No Cameras Don’t Mean No Drama

Reading this Bloomburg News report, U.K. Judges Face O.J. Simpson-Style Trials With Cameras in Court, one might think there was only one trial ever that had camera coverage.

That’s only one misleading implication in this story. Another one and an outright error show up in the opening paragraphs. Here are those paragraphs:

“The U.K. justice system, where judges in criminal cases still wear 18th century-style horsehair wigs and winged collars, will take a step toward U.S.-style legal dramas when cameras are allowed in court.

“The judiciary is allowing English cases to be filmed for the first time outside of the Supreme Court starting in October, introducing a system that began in the U.S. in the early 1990s, when the O.J. Simpson murder trial captivated a global audience. The move, which comes after a decade of lobbying by British broadcasters, heralds an era of transparency in a profession steeped in tradition.”

So let’s start with the headline.

Allowing courtroom-camera coverage in no way means that U.K. judges will be faced with O.J. Simpson-style trials–whatever that is supposed to mean.

With thousands of court cases photographed, videotaped and broadcast live over the past three-plus decades, it is beyond absurd to think that U.K. proceedings with camera access will approximate just one of those cases.

The misleading statement in the first paragraph, that cameras turn courtroom proceedings into legal  dramas, is equally ludicrous.
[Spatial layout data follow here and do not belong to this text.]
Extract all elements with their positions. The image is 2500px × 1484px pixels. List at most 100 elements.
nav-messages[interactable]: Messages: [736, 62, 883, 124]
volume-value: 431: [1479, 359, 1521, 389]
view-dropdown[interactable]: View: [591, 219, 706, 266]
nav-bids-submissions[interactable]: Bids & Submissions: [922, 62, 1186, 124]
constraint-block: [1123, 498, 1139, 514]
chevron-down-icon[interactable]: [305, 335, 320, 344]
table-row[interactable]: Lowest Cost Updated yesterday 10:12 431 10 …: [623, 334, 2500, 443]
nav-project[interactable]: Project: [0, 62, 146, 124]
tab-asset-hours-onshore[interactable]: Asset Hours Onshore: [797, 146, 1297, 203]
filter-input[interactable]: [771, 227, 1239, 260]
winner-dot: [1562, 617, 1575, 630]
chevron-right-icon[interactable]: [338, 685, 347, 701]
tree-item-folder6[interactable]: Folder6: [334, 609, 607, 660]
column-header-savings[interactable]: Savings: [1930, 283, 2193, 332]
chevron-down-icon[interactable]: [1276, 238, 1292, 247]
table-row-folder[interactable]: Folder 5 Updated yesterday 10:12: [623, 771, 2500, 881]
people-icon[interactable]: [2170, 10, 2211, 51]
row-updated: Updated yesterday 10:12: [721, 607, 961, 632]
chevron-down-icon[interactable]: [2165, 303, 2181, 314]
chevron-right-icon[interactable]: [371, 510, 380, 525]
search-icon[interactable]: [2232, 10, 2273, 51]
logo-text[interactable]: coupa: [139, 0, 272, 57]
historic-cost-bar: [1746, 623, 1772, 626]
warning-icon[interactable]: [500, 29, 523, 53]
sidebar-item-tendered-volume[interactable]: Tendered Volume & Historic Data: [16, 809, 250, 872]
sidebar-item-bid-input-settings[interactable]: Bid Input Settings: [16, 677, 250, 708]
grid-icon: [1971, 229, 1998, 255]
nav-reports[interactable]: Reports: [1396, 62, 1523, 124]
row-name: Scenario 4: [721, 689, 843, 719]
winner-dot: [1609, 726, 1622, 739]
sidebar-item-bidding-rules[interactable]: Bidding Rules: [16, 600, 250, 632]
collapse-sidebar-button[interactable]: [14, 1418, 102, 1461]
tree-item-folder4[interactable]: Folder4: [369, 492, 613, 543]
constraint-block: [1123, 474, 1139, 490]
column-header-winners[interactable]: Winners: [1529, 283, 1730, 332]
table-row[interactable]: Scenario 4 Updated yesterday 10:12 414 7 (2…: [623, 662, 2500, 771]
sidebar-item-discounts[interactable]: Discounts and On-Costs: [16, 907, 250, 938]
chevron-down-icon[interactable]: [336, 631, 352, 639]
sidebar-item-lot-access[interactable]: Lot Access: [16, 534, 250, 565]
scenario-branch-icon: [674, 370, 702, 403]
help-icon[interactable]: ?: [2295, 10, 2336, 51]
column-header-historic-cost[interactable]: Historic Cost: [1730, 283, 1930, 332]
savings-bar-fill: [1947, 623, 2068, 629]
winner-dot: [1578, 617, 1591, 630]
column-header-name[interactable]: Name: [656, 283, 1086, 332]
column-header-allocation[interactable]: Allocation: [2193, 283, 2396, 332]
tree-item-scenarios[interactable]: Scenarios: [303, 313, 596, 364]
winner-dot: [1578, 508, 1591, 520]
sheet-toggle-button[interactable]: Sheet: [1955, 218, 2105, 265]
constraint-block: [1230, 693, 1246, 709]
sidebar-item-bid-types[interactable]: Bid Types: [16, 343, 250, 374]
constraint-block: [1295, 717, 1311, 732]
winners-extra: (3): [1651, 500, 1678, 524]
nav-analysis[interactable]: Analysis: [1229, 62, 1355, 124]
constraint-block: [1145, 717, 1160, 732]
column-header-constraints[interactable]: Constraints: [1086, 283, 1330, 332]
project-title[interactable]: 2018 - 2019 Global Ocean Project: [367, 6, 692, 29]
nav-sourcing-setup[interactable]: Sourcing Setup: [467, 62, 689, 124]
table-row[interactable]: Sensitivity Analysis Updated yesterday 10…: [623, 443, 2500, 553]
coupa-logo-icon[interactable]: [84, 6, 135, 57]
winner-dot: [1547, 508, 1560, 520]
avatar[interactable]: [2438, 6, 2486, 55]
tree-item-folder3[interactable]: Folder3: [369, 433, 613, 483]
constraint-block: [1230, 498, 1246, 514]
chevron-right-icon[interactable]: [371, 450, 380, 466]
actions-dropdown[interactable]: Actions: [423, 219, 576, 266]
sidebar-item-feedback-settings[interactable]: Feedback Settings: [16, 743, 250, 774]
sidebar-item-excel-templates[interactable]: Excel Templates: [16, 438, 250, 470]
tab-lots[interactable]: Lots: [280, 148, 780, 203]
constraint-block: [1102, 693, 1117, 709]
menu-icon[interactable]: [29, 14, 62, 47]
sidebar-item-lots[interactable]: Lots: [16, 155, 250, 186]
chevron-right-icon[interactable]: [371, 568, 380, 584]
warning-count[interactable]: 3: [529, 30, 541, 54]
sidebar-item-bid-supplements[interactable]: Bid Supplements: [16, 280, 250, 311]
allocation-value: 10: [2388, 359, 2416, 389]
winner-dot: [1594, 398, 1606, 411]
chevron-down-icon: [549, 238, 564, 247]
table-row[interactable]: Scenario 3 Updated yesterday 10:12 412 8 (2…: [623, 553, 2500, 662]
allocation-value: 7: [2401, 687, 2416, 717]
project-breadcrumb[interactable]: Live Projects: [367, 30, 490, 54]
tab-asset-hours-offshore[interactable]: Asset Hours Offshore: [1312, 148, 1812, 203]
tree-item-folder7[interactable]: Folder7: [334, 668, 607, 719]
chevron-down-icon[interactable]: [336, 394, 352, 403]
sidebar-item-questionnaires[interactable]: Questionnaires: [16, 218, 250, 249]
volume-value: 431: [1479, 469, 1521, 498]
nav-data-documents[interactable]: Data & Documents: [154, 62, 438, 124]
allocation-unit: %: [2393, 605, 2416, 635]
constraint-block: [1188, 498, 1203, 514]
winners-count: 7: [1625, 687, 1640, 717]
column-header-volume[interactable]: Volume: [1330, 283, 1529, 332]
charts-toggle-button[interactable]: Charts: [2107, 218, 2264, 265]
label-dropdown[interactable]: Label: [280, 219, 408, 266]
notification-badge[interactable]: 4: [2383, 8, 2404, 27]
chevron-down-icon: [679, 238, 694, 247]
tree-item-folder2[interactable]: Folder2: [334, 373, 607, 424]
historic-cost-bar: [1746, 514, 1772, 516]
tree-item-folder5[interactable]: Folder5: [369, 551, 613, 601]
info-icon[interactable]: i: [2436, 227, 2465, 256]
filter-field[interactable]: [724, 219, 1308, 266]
Of the countless photographed and televised courtroom proceedings that have occurred in the U.S. and the dozens I have personally witnessed, those that could even come close to “legal dramas” are rare.

In fact, I know of more trials that could have been termed legal dramas where cameras were not allowed than proceedings where cameras were allowed. James Joseph “Whitey” Bulger Jr., Scott Peterson, Michael Jackson and Martha Stewart criminal trials come immediately to mind.

The error in the first paragraph is the assertion that “a system that began in the U.S. in the early 1990s, when the O.J. Simpson murder trial captivated a global audience.” Cameras have been allowed in California courtrooms since 1981 when the state approved a temporary rule permitting camera access. That rule became permanent in 1984.

Florida recently celebrated the 35th anniversary of its pioneering program of allowing courtroom-camera access, which started a nationwide trend.

Two former Florida Supreme Court chief justices and a former associate justice reported in a 2009 article in The Florida Bar News on the success of that policy over the years.

This is the conclusion of the associate justice: “Proudly, Florida celebrates 30 years of cameras in courtrooms because cameras make better citizens knowledgeable and able to participate in bringing needed changes to courts and to the justice system.”

The entire Bloomberg article is misleading because it implies that cameras are being allowed to report and record trials and other court-of-first-instance proceedings.

Opponents and skeptics “…warn it could affect the actions of judges and lawyers who may play to the cameras.”

On the upside, Richard Moorhead, a professor of law and ethics at University College London speculated that “Judges will pay a little more attention to public opinion than they once did.”

But wait! It wasn’t until I got to the end of this article that I found that “A full roll-out of cameras in the U.K. Court of Appeal is scheduled to start in October, with access eventually extended to sentencing decisions in criminal courts.”
Court of Appeal? Not trial courts?
I assume U.K. Court or Appeal sessions approximate those at the appellate-court level in this country. They basically involve a judicial review of the record of proceedings in lower courts. In other words, boring! That is why rarely, and I mean very rarely, do news organizations ever ask to get their cameras in courts of appeal.
So what drama are anti-camera U.K.ers worried about?
Too bad media coverage of one nearly 20-year-old trial is still contaminating the thinking of legal officials around the world and limiting public access to courts.